This repository holds the code to create the press briefing claim dataset. The main modules can be found in the src directory. Three notebooks in the root directory interface these modules and guides through the dataset creation process.
This repository is part of my bachelore theses with the title Automated statement extractionfrom press briefings. For more indepth information see the Statement Extractor repository.
This repository uses Pipenv to manage a virtual environment with all python packages. Information about how to install Pipenv can be found here.
To create a virtual environment and install all packages needed, call pipenv install
from the root directory.
Default directorys and parameter can be defined in config.py.
The wikification module relies on two wikification services, Dandelion and TagMe. API keys for these services can be created for free. The wikify module expects the environment variables DANDELION_TOKEN
and TAGME_TOKEN
.
Data:
- data/SMC_dataset holds the full dataset as SQLite database and csv tables.

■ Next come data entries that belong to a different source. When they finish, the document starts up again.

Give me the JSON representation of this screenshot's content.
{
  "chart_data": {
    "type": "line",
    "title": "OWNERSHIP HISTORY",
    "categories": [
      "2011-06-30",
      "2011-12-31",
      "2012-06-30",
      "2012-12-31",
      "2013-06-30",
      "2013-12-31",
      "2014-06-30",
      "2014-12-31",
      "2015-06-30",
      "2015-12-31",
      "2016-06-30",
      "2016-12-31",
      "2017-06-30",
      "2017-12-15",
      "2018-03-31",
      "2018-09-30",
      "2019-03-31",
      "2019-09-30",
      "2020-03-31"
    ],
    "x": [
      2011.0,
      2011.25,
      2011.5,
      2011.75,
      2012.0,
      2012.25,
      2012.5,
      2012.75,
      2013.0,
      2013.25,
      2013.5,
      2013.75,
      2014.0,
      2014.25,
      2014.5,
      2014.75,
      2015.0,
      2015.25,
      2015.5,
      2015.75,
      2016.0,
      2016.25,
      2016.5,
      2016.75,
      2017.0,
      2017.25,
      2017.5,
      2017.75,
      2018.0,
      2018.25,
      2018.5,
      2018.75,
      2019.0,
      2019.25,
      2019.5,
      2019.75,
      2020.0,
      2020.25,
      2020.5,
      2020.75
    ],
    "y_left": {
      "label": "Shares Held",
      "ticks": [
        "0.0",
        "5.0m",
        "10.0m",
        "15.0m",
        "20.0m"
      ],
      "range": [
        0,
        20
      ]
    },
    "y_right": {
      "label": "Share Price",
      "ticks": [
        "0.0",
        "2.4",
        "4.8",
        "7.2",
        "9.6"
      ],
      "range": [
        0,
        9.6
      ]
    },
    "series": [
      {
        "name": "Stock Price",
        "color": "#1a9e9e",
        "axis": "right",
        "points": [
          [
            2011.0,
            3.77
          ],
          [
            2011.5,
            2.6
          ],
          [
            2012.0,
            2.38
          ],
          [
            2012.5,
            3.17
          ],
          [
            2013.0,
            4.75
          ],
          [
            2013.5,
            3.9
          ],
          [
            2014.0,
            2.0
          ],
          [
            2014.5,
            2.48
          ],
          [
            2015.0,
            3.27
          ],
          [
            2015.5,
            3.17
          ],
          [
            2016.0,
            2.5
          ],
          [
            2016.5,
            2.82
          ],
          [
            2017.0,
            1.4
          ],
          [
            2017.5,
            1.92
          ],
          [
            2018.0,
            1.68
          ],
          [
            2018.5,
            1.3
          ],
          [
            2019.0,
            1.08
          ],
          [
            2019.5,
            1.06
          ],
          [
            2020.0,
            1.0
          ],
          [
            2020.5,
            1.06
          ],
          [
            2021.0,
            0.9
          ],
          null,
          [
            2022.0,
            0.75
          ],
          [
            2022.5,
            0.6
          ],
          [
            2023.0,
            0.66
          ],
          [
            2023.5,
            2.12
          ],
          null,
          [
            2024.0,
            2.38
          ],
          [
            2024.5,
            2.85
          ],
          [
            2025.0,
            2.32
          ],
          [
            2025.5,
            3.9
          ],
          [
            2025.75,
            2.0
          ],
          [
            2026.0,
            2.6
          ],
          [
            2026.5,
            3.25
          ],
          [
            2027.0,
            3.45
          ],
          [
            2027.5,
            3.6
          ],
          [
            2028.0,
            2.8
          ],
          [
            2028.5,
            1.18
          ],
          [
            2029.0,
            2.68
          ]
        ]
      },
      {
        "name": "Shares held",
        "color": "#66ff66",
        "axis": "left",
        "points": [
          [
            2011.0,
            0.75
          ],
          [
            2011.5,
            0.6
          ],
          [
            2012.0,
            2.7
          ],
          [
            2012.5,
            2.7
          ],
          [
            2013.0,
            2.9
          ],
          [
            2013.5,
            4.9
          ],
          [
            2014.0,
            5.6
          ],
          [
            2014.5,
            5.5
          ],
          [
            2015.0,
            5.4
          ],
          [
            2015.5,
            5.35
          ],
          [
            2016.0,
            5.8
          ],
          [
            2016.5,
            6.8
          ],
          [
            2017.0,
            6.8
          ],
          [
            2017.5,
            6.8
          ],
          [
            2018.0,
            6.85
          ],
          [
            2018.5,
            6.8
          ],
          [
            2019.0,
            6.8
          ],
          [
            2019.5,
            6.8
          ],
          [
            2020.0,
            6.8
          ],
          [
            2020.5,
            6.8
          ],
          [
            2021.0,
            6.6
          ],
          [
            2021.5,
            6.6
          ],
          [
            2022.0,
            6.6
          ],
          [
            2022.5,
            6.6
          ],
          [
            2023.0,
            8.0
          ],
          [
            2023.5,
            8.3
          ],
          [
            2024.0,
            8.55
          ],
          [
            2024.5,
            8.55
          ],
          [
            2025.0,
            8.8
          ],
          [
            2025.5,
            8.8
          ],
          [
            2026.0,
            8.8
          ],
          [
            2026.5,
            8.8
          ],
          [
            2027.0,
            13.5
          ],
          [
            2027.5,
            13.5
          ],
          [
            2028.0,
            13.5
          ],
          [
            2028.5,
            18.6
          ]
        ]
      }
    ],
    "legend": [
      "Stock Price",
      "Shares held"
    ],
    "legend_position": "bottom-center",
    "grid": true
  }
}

- data/SMC_dataset/pre_labeled holds pre labeled dataset slices that are ready for labeling.
- data/SMC_dataset/labeled holds labeled dataset slices.
Code:
- src conatins main modules to scrape, parse and import the data.
Notebooks:
- create_dataset.ipynb guieds through the database creation process.
- create_tables.ipynb guides through the table creation process.
- dataset_analysis.ipynb holds the analysis of the dataset.
Besides the dataset from the SMC press briefings, a translated version of the IBM Debater® - Claim Sentences Search (IBM_Debater_(R)_claim_sentences_search
) dataset, from the claim model comparision is used to balance the dataset. To create the training data, the Claim Sentences Search
dataset needs to be preprocessed like in the claim model comparision repo and translated into german.